The key to successful treatment of compartment syndrome in any location depends on a prompt diagnosis of pending muscle and nerve ischemia and expedient compartment releases. While these large surgical wounds will often require secondary procedures for definitive closure, the benefits of early release surely outweigh the risks, evidenced by the poor results in those who had necrotic muscle at the time of compartment release. One out of three such patients in our study required an amputation. A careful clinical exam at the time of admission and diligence with serial examinations of the extremity at risk may identify the majority of TCS in the awake and alert patient, but other objective measures need to be employed in the obtunded or multiply injured patient. The side port needle used with the Stryker system remains a mainstay in the measurement of compartment pressures at our institution. Though it provides only a single data point regarding a condition that is both continuous and dynamic, its accuracy and simplicity often help to confirm compartment syndrome in patients with a confusing exam or in those who are unresponsive. Continuous monitoring of extremities at risk using an arterial line manometer as described by Matsen et al. should be considered when a more comprehensive set of data is required (8). Newer technologies include infrared imaging of the extremities in the trauma setting, using temperature differences between the proximal and distal skin surfaces in order to make the diagnosis (31). This technology is promising though requires additional equipment in the emergency room setting, software, and personnel for data interpretation.
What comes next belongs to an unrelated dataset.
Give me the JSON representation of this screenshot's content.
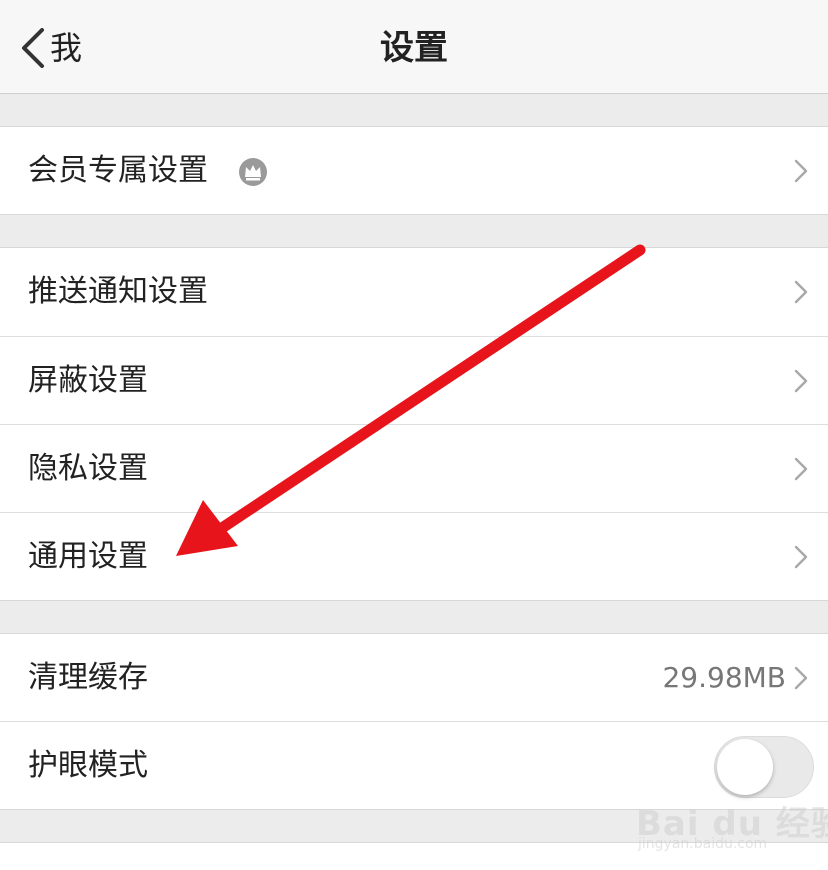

Regardless of the technology employed, strong consideration for early compartment releases should be given to those patients sustaining high energy injury mechanisms to the thigh, with or without fractures. The treating physician needs to be well versed in detecting the signs and symptoms of TCS and strongly consider continuous intracompartmental monitoring in the uncooperative or sedated patients. For the cooperative patient, a clinical diagnosis is sufficient to move forward with urgent compartment releases. For patients in whom the diagnosis has been delayed for more than twelve hours (or even 6 hours in the face of high intracompartmental pressures), strong consideration should be given to avoid exposing these damaged tissues to the environment due to increased infection risk (32). In this subset of patients, aggressive management of medical issues to prevent renal damage may better serve these patients, allowing for preservation of limb, life, and late reconstructions (33).